LEED and the WELL Building Standard

LEED and the WELL Building Standard

By Kelly Ryan

Everyone might know what is trending on social media, but do you know what is trending in the world of building design? While LEED is still the frontrunner of green building rating systems, a new standard is increasingly becoming all the rage among designers. The WELL building standard was developed by the real estate firm Delos in 2013 and takes a human-centered approach to the process of designing a building. Like LEED, the standard has various credits that projects must achieve to become certified. The seven aspects of the WELL standard are: air, water, nourishment, light, fitness, comfort, and mind. These are centered around the concept of improving human wellness and how the office environment shapes our physical and mental health. While WELL certification may seem like just another trend to boost an organization’s brand, recent studies have shown that our office environment affects us much more then we know.


The statistic that we spend on average 90% of our time indoors, much of that at work, might not surprise you. However, do you ever think about how much this can affect things like the human immune system, productivity levels, and even the performance of a company? Spoiler alert: the office environment we spend the majority of our lives in has an enormous impact on our health, which directly influences how we work. A study from the WELL certified CBRE office in Los Angeles showed 83% of employees reporting having higher productivity levels than their previous office environment. In addition, 94% said the new space created a positive effect in the business’ performance.
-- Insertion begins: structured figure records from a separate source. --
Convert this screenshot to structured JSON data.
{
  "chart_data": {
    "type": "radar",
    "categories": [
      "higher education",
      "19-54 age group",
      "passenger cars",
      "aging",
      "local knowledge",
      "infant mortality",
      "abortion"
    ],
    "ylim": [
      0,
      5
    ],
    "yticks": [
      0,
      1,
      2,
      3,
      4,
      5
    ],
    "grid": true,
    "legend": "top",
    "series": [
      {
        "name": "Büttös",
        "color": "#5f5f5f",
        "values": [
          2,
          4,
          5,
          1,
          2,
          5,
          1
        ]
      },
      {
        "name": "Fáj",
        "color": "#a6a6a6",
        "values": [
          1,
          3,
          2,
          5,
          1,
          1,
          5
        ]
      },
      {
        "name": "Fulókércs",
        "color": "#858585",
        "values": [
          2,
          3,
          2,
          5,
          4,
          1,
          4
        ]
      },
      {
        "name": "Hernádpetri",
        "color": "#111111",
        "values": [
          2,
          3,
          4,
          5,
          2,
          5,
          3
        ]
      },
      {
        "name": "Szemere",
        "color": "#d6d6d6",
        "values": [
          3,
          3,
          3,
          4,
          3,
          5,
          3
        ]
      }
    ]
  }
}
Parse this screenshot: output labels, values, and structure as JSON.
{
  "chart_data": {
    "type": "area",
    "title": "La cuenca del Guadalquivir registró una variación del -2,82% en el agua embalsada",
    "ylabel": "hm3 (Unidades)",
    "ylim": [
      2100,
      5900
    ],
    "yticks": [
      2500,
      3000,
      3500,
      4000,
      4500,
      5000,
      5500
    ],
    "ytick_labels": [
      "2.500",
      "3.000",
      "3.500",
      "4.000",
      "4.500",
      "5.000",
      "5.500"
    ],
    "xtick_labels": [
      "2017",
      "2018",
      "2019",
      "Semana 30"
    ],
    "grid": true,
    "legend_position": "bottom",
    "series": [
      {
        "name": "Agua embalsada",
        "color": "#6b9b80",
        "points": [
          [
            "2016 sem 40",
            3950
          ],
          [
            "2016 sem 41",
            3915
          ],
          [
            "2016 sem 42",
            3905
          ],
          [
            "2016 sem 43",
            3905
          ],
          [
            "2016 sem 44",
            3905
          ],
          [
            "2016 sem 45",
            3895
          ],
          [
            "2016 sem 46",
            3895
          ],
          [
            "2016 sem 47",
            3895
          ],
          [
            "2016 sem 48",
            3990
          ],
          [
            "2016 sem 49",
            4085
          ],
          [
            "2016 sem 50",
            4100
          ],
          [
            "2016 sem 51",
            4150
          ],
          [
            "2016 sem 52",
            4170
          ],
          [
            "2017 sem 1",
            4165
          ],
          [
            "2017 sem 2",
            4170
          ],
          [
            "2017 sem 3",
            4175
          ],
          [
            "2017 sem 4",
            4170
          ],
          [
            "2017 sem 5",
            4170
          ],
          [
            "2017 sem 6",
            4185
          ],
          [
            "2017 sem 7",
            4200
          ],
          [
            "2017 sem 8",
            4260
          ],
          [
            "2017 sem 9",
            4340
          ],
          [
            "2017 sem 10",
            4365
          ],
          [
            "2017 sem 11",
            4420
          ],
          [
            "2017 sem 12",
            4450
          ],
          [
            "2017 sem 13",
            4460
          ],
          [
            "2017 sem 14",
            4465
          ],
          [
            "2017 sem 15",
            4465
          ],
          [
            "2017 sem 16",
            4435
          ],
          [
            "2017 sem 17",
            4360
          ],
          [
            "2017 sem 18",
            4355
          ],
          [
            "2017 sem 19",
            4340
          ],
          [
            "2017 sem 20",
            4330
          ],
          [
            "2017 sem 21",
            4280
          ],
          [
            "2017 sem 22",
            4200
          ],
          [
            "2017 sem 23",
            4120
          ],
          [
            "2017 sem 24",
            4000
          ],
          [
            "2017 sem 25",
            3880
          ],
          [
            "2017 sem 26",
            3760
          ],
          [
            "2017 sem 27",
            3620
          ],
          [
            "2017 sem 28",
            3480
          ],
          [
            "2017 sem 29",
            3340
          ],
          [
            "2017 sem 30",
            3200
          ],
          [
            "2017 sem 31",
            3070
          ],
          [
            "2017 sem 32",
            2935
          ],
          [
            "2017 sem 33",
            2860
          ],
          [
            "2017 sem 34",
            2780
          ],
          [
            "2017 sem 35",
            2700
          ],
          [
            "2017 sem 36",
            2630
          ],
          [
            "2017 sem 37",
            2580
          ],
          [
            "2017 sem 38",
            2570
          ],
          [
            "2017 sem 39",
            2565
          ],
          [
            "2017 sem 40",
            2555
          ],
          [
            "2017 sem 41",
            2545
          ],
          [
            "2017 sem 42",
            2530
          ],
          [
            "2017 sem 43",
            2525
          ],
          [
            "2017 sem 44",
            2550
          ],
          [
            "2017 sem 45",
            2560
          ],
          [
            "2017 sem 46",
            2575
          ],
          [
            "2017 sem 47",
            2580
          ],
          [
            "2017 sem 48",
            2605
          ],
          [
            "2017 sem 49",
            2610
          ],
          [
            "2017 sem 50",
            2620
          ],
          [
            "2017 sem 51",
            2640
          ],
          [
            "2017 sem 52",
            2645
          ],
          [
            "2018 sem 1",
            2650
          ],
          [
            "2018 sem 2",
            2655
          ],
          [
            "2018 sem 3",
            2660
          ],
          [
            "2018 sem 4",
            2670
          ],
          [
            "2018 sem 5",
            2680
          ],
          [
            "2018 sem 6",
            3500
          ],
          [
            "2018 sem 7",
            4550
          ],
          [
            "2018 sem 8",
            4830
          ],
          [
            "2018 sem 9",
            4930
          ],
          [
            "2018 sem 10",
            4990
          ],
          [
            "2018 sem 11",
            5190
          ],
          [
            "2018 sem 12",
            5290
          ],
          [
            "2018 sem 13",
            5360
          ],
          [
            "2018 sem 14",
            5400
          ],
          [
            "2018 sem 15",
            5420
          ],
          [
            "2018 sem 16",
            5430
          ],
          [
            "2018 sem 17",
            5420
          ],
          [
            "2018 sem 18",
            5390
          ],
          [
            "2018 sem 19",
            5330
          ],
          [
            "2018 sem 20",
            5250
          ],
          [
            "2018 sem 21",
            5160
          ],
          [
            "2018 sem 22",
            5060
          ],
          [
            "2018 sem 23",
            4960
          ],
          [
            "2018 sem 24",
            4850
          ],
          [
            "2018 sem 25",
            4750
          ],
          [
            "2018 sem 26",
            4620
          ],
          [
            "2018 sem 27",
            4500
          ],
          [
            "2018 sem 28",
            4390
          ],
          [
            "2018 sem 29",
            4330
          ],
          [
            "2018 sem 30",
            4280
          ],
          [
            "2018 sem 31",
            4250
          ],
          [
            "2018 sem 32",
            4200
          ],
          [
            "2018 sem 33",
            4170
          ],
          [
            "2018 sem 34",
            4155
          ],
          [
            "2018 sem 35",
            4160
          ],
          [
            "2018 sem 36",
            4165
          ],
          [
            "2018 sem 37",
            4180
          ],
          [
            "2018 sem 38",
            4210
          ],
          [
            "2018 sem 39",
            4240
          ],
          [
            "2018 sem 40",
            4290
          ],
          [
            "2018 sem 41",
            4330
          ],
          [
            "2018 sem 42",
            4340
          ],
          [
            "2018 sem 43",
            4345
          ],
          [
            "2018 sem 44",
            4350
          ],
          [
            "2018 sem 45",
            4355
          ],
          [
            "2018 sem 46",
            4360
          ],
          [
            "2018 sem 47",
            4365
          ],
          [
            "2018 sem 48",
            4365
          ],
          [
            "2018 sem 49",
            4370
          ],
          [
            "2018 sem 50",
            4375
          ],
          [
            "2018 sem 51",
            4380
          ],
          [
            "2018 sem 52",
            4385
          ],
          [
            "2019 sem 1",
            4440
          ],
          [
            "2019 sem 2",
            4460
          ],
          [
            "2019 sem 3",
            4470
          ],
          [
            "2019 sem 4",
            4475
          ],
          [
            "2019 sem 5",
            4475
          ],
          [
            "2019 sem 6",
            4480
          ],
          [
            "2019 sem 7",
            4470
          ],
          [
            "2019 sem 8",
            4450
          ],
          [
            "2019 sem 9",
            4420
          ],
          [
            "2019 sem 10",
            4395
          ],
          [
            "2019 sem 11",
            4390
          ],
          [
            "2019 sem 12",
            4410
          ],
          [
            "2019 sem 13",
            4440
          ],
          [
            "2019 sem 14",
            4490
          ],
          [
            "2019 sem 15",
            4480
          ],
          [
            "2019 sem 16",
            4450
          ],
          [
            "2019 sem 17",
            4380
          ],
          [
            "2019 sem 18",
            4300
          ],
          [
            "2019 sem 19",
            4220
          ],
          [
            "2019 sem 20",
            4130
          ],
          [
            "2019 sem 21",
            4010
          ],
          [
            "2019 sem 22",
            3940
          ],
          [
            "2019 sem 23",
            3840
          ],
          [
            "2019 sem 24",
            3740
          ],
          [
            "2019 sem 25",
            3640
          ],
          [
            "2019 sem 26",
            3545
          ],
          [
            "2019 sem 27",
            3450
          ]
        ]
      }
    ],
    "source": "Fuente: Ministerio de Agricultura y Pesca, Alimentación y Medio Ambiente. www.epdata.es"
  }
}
This productivity boost is attributable in part to healthier and happier occupants. A few aspects of WELL focus entirely on human physical and mental health, advocating for not only cleaner air and water but also healthier dining habits, fitness habits, and increasing exposure to the natural environment. Designing office layouts with workstations closer to windows allows for employees to have maximum natural light exposure. Previous studies completed on office environments with increased natural light show tremendous positive effects on our physical health including increased hours of sleep at night and decreased stress levels and anxiety.

                                                                                                                         Photo credit: Insidesource

Stepping back and analyzing whether or not WELL certification is worth the investment, it is important to remember that staff costs typically account for over 90% of business operating costs. With the office environment being such a big expense already for companies, it is becoming more and more evident that investing in staff wellness far outweigh the costs.


Though LEED and WELL have different focus areas, the WELL standard was designed to work harmoniously with LEED, with the two having a 20-30% overlap. Looking at the technical similarities between the two rating systems, almost the entirety of the indoor air quality standards for LEED corresponds with the WELL air criteria. The two also share requirements when it comes to allowing natural daylight into the building. Though complying with one does not necessarily guarantee credit for the other, this overlap may give project team the incentive they need to target both certifications.

The Future of WELL

While WELL has not yet achieved board market adoption, it’s clear that human health and wellness in the workplace is taking a high priority among millennials, who by 2020 will comprise around 40% of the workforce. Studies are showing that millennials are placing more and more value on a healthy work environment and making employment decisions based on this priority. An increasing demand for human wellness-focused work environments may lead to a higher number of companies pursuing WELL certified office spaces in the future.